I love this quote from Bo Bennet:
“An objection is not a rejection: it is simply a request for more information.”
How do you feel when potential customers disagree with you, say you’re wrong, or they’re not going to buy from you? Maybe you’re dejected, rejected, frustrated or resigned. You might assume the prospect just isn’t going to buy, or is too stupid to see the fantastic offer you’ve made him. Chances are, your prospect is simply asking questions because he’s (a) interested in your product or service, or (b) needs clarification. Either way, his questions provide you with an opportunity to support his buying decision and achieve a sale.

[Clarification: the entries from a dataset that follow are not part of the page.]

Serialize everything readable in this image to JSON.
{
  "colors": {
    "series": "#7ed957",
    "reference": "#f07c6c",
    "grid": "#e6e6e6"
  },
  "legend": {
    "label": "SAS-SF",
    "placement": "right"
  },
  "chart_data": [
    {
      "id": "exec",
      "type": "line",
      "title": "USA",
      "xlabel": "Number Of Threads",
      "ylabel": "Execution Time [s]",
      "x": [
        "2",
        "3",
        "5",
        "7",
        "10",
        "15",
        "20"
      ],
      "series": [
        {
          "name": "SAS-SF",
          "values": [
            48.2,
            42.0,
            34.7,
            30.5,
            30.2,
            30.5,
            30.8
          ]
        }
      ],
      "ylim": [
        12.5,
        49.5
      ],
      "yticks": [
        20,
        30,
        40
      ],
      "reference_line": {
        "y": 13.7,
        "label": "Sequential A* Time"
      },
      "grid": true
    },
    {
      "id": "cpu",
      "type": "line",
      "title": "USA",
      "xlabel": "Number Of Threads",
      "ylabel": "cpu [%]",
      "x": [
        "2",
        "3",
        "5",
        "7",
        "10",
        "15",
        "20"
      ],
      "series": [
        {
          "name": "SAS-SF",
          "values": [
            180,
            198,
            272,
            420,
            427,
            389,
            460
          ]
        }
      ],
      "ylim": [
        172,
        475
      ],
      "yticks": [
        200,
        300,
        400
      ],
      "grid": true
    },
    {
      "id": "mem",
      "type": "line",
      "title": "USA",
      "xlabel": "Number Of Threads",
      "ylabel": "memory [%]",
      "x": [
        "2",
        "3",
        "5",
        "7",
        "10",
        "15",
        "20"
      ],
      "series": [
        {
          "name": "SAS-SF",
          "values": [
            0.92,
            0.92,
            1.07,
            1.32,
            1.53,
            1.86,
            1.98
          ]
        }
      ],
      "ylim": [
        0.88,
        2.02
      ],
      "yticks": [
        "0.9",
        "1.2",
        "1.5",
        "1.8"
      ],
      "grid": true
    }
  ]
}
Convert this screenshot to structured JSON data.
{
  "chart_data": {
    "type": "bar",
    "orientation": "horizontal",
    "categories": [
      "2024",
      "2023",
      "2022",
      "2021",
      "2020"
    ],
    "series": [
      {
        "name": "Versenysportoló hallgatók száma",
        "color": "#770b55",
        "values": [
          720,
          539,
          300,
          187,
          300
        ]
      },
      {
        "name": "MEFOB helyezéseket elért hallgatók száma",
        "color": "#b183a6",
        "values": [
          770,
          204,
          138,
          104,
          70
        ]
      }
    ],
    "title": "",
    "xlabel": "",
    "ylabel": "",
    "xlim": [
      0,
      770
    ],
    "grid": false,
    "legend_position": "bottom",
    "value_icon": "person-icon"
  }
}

Let’s change your perception of customer objections. Objections (or questions) are an invaluable source of feedback indicating the customer’s frame of mind. Does he understand? Does he agree? Is he convinced? Dealing with them is part of your job.
Types of Objections
Real Objections – MUST be resolved if he’s going to buy.
Conditions – inflexible limitations which cannot be overcome.
False Objections – the customer may be unwilling to admit the REAL reason he doesn’t want to buy, for example: FEAR
….. of change
….. of making a decision
….. of making a mistake
….. of showing ignorance
The customer may have a hidden agenda, but doesn’t want to admit it.
Objections can arise at any stage of the sale, but are most common during the recommendation or proposal.
Reasons for Objections
- Poor sales technique (e.g. offering solutions too early)
- Not meeting with the correct MAN (the decision-maker with Money, Authority and Need)
- Emotion outweighs belief (usually excuses, e.g. ‘I don’t need new customers’ – ‘my customers don’t look on-line’, etc)
- Misunderstanding due to lack of knowledge
Dealing with Objections
- Listen – don’t interrupt or talk over objections. Let the customer explain what’s on his mind – it will provide you with the means to answer his objection.
- Ignore it – completely if it’s an excuse, or temporarily if you’re going to address it during your presentation. You can acknowledge the objection with a simple “mmmm” and a nod of the head, and even say you will come back to it later on. The important thing is not to let red herrings hijack proceedings. (If it’s important to the customer, he’ll raise it again.)
- Refine & Re-state – ask questions to show that you are interested in what the customer is saying. Then restate the issue to show understanding, and discover any previously unmentioned objections. “So, it’s not just the initial price of the machine – you want to see the overall cost of running it, including consumables and downtime?”
- Answer the objection. Take away your customer’s fear. Use customer stories, testimonials or other evidence to SHOW you can meet their requirements, and the VALUE you bring.
- Check Back – confirm that you’ve fully answered the objection – “have I addressed the issue fully for you?”
- Redirect the conversation by going back to the point you were at when the objection arose. If you’re at the end of your pitch, check for any other objections before closing the sale.
- Always welcome objections – it’s a chance to continue the conversation.
- Always answer valid objections.
- Always show concern and understanding with your client.
- Try to pre-empt objections. Build your most common objections into your presentations by explaining the benefits you offer to address them early on.
- Never answer an excuse.
- Never ridicule an objection.
A good way to prepare yourself to meet objections is to write down the most common ones, and figure out which are real, conditional and false. Then work out your response. Handling objections doesn’t take very long during the course of the sales meeting, and preparing in advance gives much better results.
A final thing to bear in mind is that if you listen properly to objections, they may provide you with indications on how to improve your customer offering either now or later on. Customer-led developments are invaluable for any business. Even if you can’t overcome the objection this time, it may lead to other opportunities in the future.